Sheffield: major cluster upgrade

• We have built a new cluster in Physics Department with 24/7 access. It is a join cluster gridpp/local group with a common torque server

• Storage

– Storage Nodes running DPM 1.7.4, recently upgraded to SL5.5. Tests show latest SL5 kernels no longer show xfs bug

– DPM head node 8 cores and 16 GB RAM

– 200 TB of disk space have been deployed – covering the pledge for 2010 according to the new GRIDPP requirements

– SW RAID5 (no raid controllers)

– All disk pools assembled in Sheffield 2 TB disks seagate barracuda and one 2TB Western digital

– 5x16bay unit with 2 fs, 2x24 bay unit with 2 fs

– Cold spare unit on standby near each server

– 95% isk space reserved for Atlas

– Plan to add 50 TB late in the autumn

Sheffield: major cluster upgrade

• Infrastructure

– Additional 32A ring mains added to the machine room in the physics department

– Fiber links connecting servers in physics to WN in CICS

– Old 5kW aircon replaced with a new 10kW (3x10kW aircon units)

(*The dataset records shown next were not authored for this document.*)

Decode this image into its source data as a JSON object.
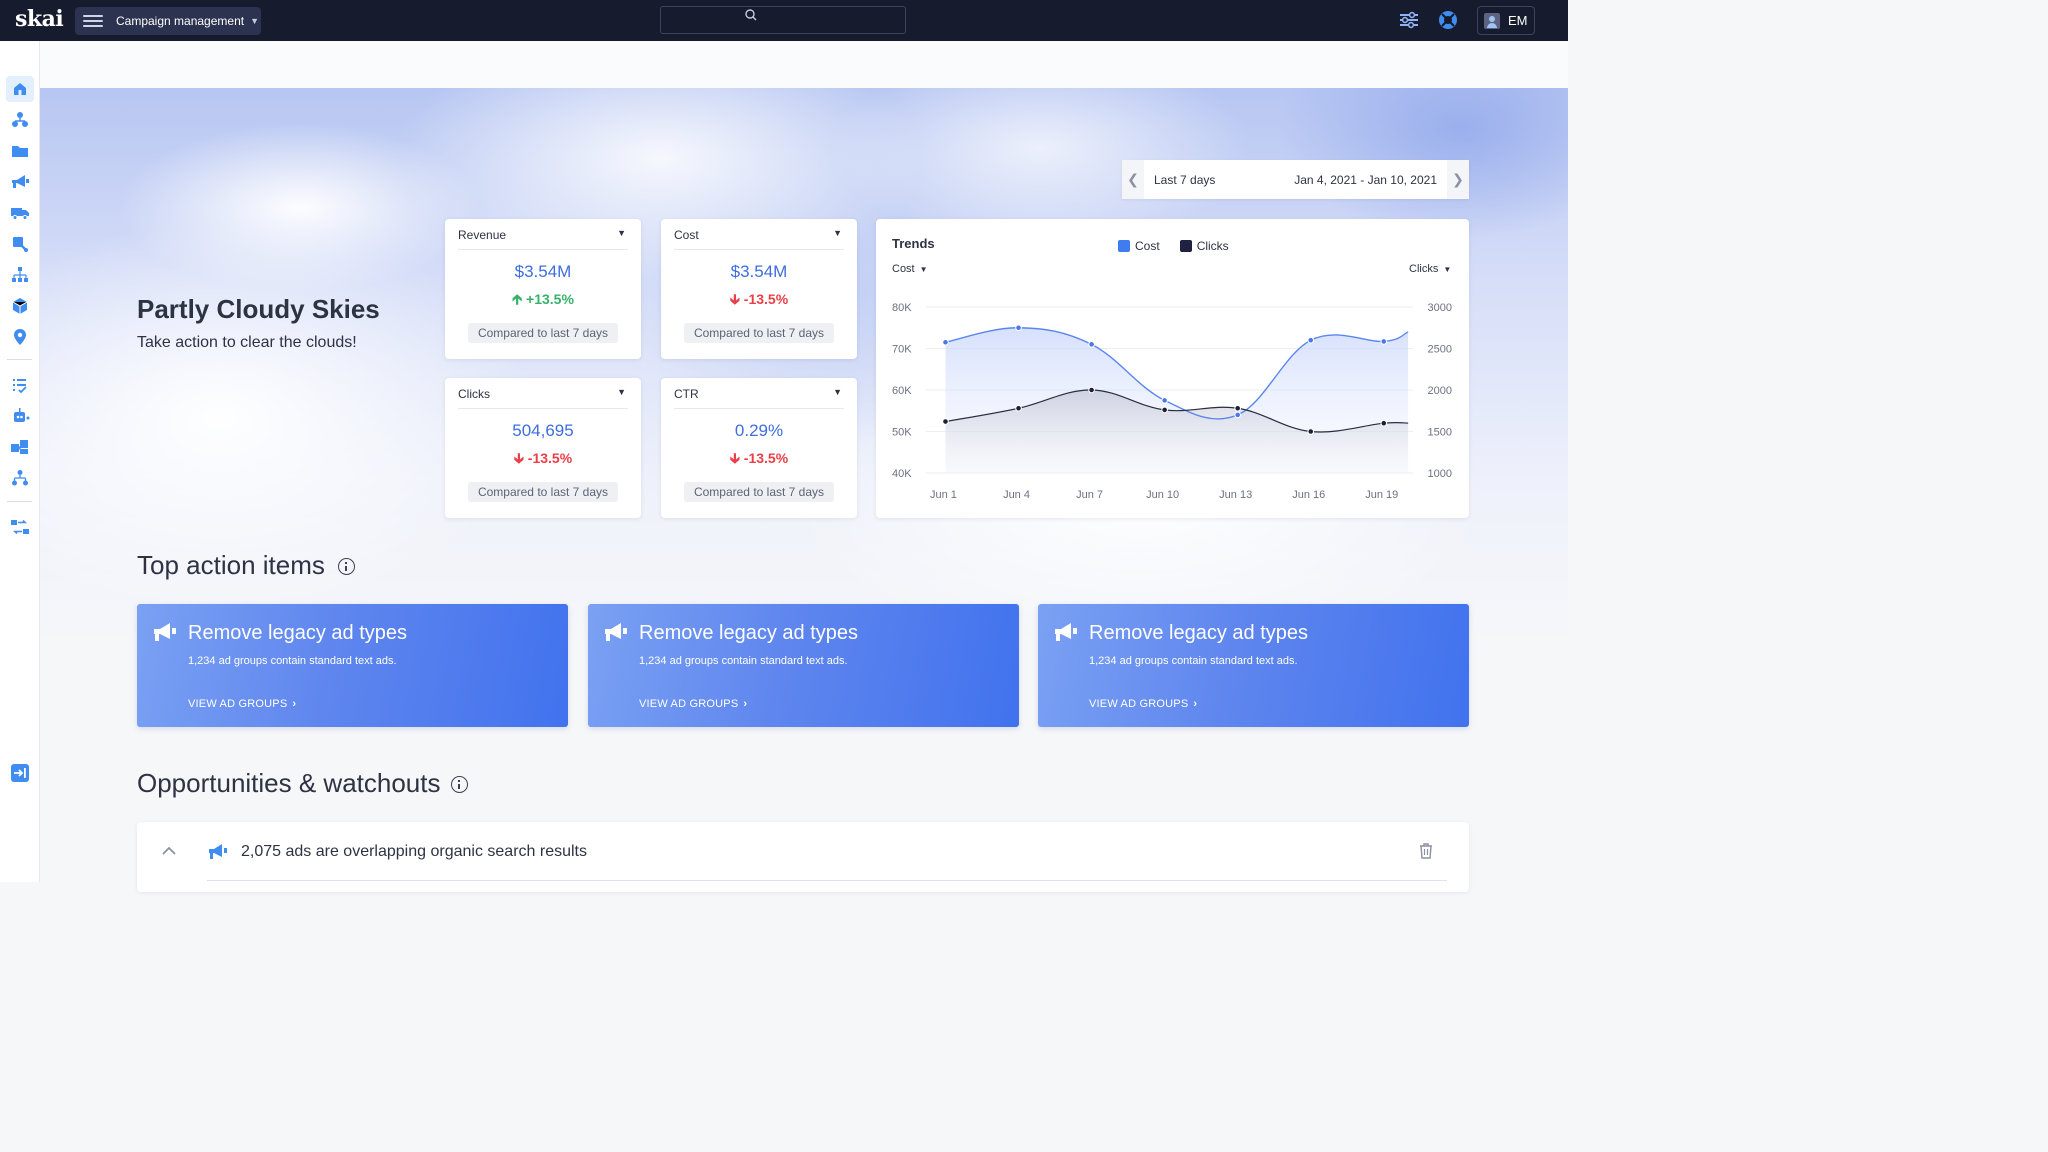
{
  "app": {
    "logo": "skai",
    "menu_label": "Campaign management",
    "user_initials": "EM"
  },
  "colors": {
    "topbar": "#161b2e",
    "accent": "#3e6ddf",
    "positive": "#35b26a",
    "negative": "#ea3f46",
    "cost_series": "#5b86ee",
    "clicks_series": "#2a2c40"
  },
  "sidebar": {
    "items": [
      {
        "icon": "home-icon",
        "active": true
      },
      {
        "icon": "hierarchy-icon"
      },
      {
        "icon": "folder-icon"
      },
      {
        "icon": "megaphone-icon"
      },
      {
        "icon": "truck-icon"
      },
      {
        "icon": "tools-icon"
      },
      {
        "icon": "org-chart-icon"
      },
      {
        "icon": "cube-icon"
      },
      {
        "icon": "location-pin-icon"
      },
      {
        "icon": "task-list-icon"
      },
      {
        "icon": "robot-icon"
      },
      {
        "icon": "puzzle-icon"
      },
      {
        "icon": "sitemap-icon"
      },
      {
        "icon": "integrations-icon"
      },
      {
        "icon": "expand-sidebar-icon"
      }
    ]
  },
  "hero": {
    "headline": "Partly Cloudy Skies",
    "subline": "Take action to clear the clouds!"
  },
  "date_range": {
    "preset": "Last 7 days",
    "dates": "Jan 4, 2021 - Jan 10, 2021"
  },
  "kpis": [
    {
      "label": "Revenue",
      "value": "$3.54M",
      "delta": "+13.5%",
      "direction": "up",
      "compare": "Compared to last 7 days"
    },
    {
      "label": "Cost",
      "value": "$3.54M",
      "delta": "-13.5%",
      "direction": "down",
      "compare": "Compared to last 7 days"
    },
    {
      "label": "Clicks",
      "value": "504,695",
      "delta": "-13.5%",
      "direction": "down",
      "compare": "Compared to last 7 days"
    },
    {
      "label": "CTR",
      "value": "0.29%",
      "delta": "-13.5%",
      "direction": "down",
      "compare": "Compared to last 7 days"
    }
  ],
  "trends": {
    "title": "Trends",
    "left_selector": "Cost",
    "right_selector": "Clicks",
    "legend": [
      {
        "name": "Cost",
        "color": "#5b86ee"
      },
      {
        "name": "Clicks",
        "color": "#2a2c40"
      }
    ]
  },
  "chart_data": {
    "type": "line",
    "title": "Trends",
    "x": [
      "Jun 1",
      "Jun 4",
      "Jun 7",
      "Jun 10",
      "Jun 13",
      "Jun 16",
      "Jun 19"
    ],
    "y_left_ticks": [
      "80K",
      "70K",
      "60K",
      "50K",
      "40K"
    ],
    "y_right_ticks": [
      "3000",
      "2500",
      "2000",
      "1500",
      "1000"
    ],
    "y_left_range": [
      40000,
      80000
    ],
    "y_right_range": [
      1000,
      3000
    ],
    "grid": true,
    "legend_position": "top-center",
    "series": [
      {
        "name": "Cost",
        "axis": "left",
        "values": [
          71500,
          75000,
          71000,
          57500,
          54000,
          72000,
          71700,
          74000
        ]
      },
      {
        "name": "Clicks",
        "axis": "right",
        "values": [
          1620,
          1780,
          2000,
          1760,
          1780,
          1500,
          1600,
          1600
        ]
      }
    ],
    "point_x_days": [
      1,
      4,
      7,
      10,
      13,
      16,
      19,
      20
    ]
  },
  "action_section": {
    "title": "Top action items",
    "cards": [
      {
        "title": "Remove legacy ad types",
        "desc": "1,234 ad groups contain standard text ads.",
        "link": "VIEW AD GROUPS"
      },
      {
        "title": "Remove legacy ad types",
        "desc": "1,234 ad groups contain standard text ads.",
        "link": "VIEW AD GROUPS"
      },
      {
        "title": "Remove legacy ad types",
        "desc": "1,234 ad groups contain standard text ads.",
        "link": "VIEW AD GROUPS"
      }
    ]
  },
  "opportunities": {
    "title": "Opportunities & watchouts",
    "items": [
      {
        "text": "2,075 ads are overlapping organic search results"
      }
    ]
  }
}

– Dedicated WAN link to cluster

• Torque Server

– Accepts jobs from grid CE and local cluster

– Sends jobs in to all Wns

– Hosts DNS server

• CE

– SL4.8 4 single AMD opteron processor 850, 8GB if RAM, redundant power supply, 72 GB scsi in a raid1

– MONBOX and BDII

Sheffield: major cluster upgrade

• WN

– 50 WNs in Physics Department (32 from local hep cluster + 18 new), 5 Gb backbone

– Phenom 3200 MHz x86_64, 8 GB of RAM, 140GB/4cores, 11.96 HepSpec/core

– 102 old WNs in CICS, 1 Gb backbone

– 204 single Core 2.4 GHz Opterons (2GB), 4GB of RAM , 72 GB local disk per2Cores; 7.9 HepSpec/core; connected to the servers via fibre link

– Jobs requiring greater network bandwidth directed to WNs with better backbone

– software server with 1 TB disk (RAID1) and squid server were moved from CICS

• Cluster availability and reliability in July is 100%

• Sheffield is active in atlas production and user analysis

Conclusion

• Northgrid has been pretty stable and steadily crunching CPU hours for the past 4 months and data.

• Sites have got or are in the process of getting new hardware rejuvenating the CPUs and increasing the storage

• Both the CPUs and storage MoU requirements for Northgrid should be satisfied in excess in the near future.